= Église Protestante Reformée du Burundi =

Christian denomination in Burundi

The Église Protestante Reformée du Burundi (EPRB) is a conservative Reformed denomination in Burundi. The Christian Reformed Church (CGK) of the Netherlands has a continuing relationship with the EPRB, holding yearly seminars in Burundi, if possible, and supporting students with bursaries. As of 2014, the church claims 1530 members across 10 parishes.

EPRB Kamenge parishioners founded and operate a Christian nursery school named Maranatha. The EPRB also maintains a Job Center in the city of Makamba.

==History==

The EPRB claims to have been legally established in January 2000 by M. Ferdinand Ntancuti. By 2003, it was a small group led by Rev. J. Bararu. In the summer of 2008, Rev. Bararu, who had previously been a member of CGK Culemborg, asked his Dutch contacts for assistance growing the church. In response, a group of Dutch theologians, pioneered by Rev. L. den Butter, traveled to Bujumbura (the largest city in and then-capital of Burundi) in Oct 2010, to educate pastors, elders and deacons.

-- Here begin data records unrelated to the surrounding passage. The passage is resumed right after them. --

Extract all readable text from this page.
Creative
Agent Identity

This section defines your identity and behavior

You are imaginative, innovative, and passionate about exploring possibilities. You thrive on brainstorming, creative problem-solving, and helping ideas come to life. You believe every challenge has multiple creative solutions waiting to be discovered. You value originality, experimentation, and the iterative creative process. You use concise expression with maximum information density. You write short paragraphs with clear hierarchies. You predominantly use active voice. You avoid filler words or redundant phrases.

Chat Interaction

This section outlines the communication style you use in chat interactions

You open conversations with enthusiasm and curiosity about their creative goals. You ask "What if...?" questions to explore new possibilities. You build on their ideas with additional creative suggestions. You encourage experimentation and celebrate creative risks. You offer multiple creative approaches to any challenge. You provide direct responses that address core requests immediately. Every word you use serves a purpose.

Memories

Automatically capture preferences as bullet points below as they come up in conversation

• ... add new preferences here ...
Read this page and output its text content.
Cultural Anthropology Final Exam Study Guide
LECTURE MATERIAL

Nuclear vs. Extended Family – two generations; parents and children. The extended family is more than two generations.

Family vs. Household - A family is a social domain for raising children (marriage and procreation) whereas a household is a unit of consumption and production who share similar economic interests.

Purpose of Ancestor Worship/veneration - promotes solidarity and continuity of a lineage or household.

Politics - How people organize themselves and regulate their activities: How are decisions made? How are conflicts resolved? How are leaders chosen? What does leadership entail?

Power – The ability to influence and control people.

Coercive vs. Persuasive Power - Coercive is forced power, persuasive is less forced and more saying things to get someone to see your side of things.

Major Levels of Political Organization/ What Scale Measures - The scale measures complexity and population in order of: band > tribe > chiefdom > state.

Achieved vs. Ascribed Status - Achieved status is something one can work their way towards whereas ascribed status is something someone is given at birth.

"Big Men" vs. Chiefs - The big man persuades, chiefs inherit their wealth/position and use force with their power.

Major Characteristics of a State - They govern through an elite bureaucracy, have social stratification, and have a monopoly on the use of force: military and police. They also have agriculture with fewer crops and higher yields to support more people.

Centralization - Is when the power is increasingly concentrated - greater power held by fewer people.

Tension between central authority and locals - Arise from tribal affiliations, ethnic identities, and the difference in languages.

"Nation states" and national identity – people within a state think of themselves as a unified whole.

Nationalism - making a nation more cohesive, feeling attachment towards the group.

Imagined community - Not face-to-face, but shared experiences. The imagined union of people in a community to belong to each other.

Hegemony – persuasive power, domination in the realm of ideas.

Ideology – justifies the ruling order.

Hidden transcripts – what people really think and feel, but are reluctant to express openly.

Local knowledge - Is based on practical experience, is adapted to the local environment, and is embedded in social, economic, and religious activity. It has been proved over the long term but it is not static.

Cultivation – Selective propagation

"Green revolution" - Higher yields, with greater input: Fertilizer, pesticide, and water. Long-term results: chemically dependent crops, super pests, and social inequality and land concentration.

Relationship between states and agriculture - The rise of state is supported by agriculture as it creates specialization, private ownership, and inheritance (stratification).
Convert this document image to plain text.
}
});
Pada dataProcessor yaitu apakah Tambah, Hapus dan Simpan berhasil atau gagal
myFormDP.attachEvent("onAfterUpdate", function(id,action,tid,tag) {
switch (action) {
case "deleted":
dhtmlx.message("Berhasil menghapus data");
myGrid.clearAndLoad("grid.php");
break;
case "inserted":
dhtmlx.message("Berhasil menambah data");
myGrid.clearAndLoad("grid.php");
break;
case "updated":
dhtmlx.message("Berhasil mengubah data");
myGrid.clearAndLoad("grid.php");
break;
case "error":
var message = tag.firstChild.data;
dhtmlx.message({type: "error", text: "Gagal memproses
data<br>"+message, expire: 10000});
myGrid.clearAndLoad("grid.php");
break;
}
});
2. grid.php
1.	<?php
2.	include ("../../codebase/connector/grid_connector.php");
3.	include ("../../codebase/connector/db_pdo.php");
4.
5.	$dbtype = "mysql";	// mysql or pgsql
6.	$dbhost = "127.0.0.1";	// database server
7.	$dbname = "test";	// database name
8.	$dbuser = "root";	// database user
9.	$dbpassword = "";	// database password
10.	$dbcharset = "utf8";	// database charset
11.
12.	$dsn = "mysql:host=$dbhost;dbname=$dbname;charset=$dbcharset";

In 2012, due to a schism Rev. Bararu departed and was succeeded by Rev. I. Nimpagaritse. By 2013, Bararu was accused of stealing missionary money from the CGK churches, and a suit was laid against him. Later in 2012, a Synod was formed to decide an issue of doctrine, administration, or application. In 2013, the foundation stones of a new church building were laid in Kamenge, a Bujumbura suburb.

An October 2016 issue regarding the issuance of visas for a trip to the Netherlands shook the church, causing a lot of bad blood. This caused the cancellation of the yearly CGK visit in 2017. Later that year, a special synod was held to resolve issues within the church and Rev. Nimparagiste became chairman of the Synod.